The next Nissan Leaf electric car will be designed to be more European. It will also priced be lower, according to Colin Lawther, vice president of Nissan engineering in Europe. In 2011, the Leaf was named the European Car of the Year however, many critics regard it as appearing bland and awkward. He said that the driving range of the Leaf will be given a boost from 160km.
To make the vehicle more stable when accelerating, its power has been retuned. Sales of the Leaf last March were launched in certain markets where EV incentives were offered last year.
Nissan said that by next February, the automaker will begin the rollout of the hatchback in its plant in Sunderland, England, instead of importing it from Japan. By transferring the production of the Nissan Leaf electric car in the UK for European markets from the Oppama plant in Japan, costs will be cut by a third.
The Leaf has a starting price of 25,990 pounds (31,148 euros, $41,597) in the UK. The government offers a 5,000-pound government plug-in car grant. The similar-sized Qashqai has a starting price of 16,495 pounds.
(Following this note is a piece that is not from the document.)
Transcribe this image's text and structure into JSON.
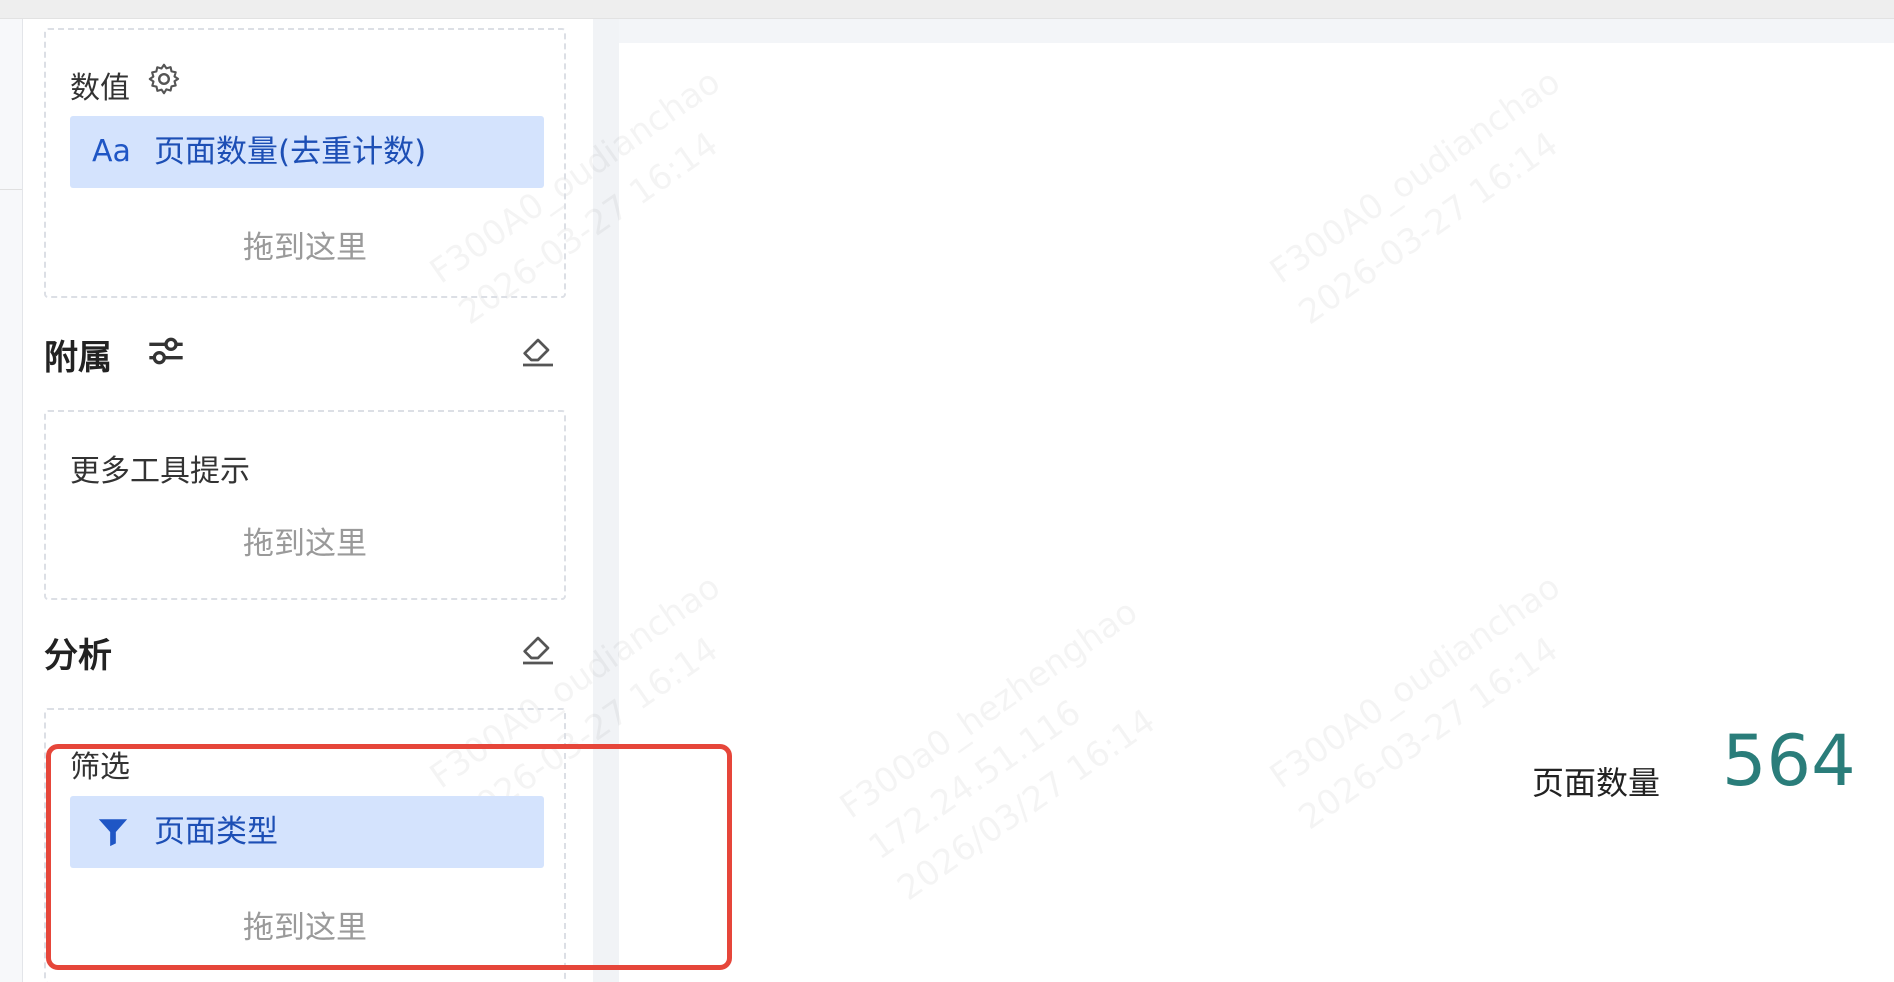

Lawther told Automotive News Europe that one of its major problems is that the “initial purchase price is very high." Pricing for the next generation Leaf hasn’t been revealed yet. The Leaf is produced at the same Sunderland, north east England. This is the same production line as the Qashqai compact crossover.
Lawther said that batteries will be coming out very soon at the same factory. He continued that when it comes to percentage, European content will be in the “high 90s.” For now, the electric motor will still be imported from Japan.
But then again, there are currently plans being developed for it to be produced in the UK as well. Lawther asserts that the production cost savings will stem partly from a combination of lower logistics, decreased import taxes and less exposure to the strong Japanese currency. He pointed out another advantage -- ordering will be shorter by 6-8 weeks.
The Nissan LEAF set to be released at the European market will be manufactured at its facility in Sunderland. For this version, the chassis package has been specifically tuned through the efforts of the engineers working at the Nissan Technical Centre Europe located in Cranfield, UK. These modifications were done to make sure that the LEAF would be able meet the most demanding of roads in Europe, considering that average speeds there are much higher.
Thus the LEAF made for this market allows for a more engaging drive in addition to offering more comfort despite the rather poor surfaces of the road. Modified as well are the brakes which are not only more progressive but come with a regenerative braking system, allowing better use of the braking energy. The efficiency of the regenerative braking system has been improved by 6% and is now at 94%.
Further, the minimum speed needed in order to recover the energy is now lowered from 7 km/h to 3 km/h. For the European market, Nissan made sure to optimize not just the brake performance but the steering weight and even the damper settings. The dampers in particular have been modified to make sure that it lowers the float and results in a more dynamic drive without making any impact on the ride comfort.
For the power steering system, this was recalibrated as well to give a greater feel and even weight when being driven. Everything, of course, made use of the advantages offered by the bespoke EV packaging of the LEAF, particularly wth the way the battery pack has been placed in the chassis ensuring a low center of gravity. These are not the only changes done for the LEAF as the Eco driving mode now includes a “B” setting for its transmission.
Through this B-mode, regenerative braking increases while decelerating is increased. There is also a separate button for the “Eco” that is placed on the steering wheel. What this does is to change the throttle mapping to avoid any harsh acceleration and thereby extend the vehicle’s driving range. On the original version of the LEAF, these two systems worked in tandem to increase the regeneration but only activated through the “Eco” mode.
For the Europe version, they can be controlled independently of each other. Thus drivers will be able to take advantage of the energy that is harvested while the LEAF is braking but not at the expense of being able to access any of the instant acceleration.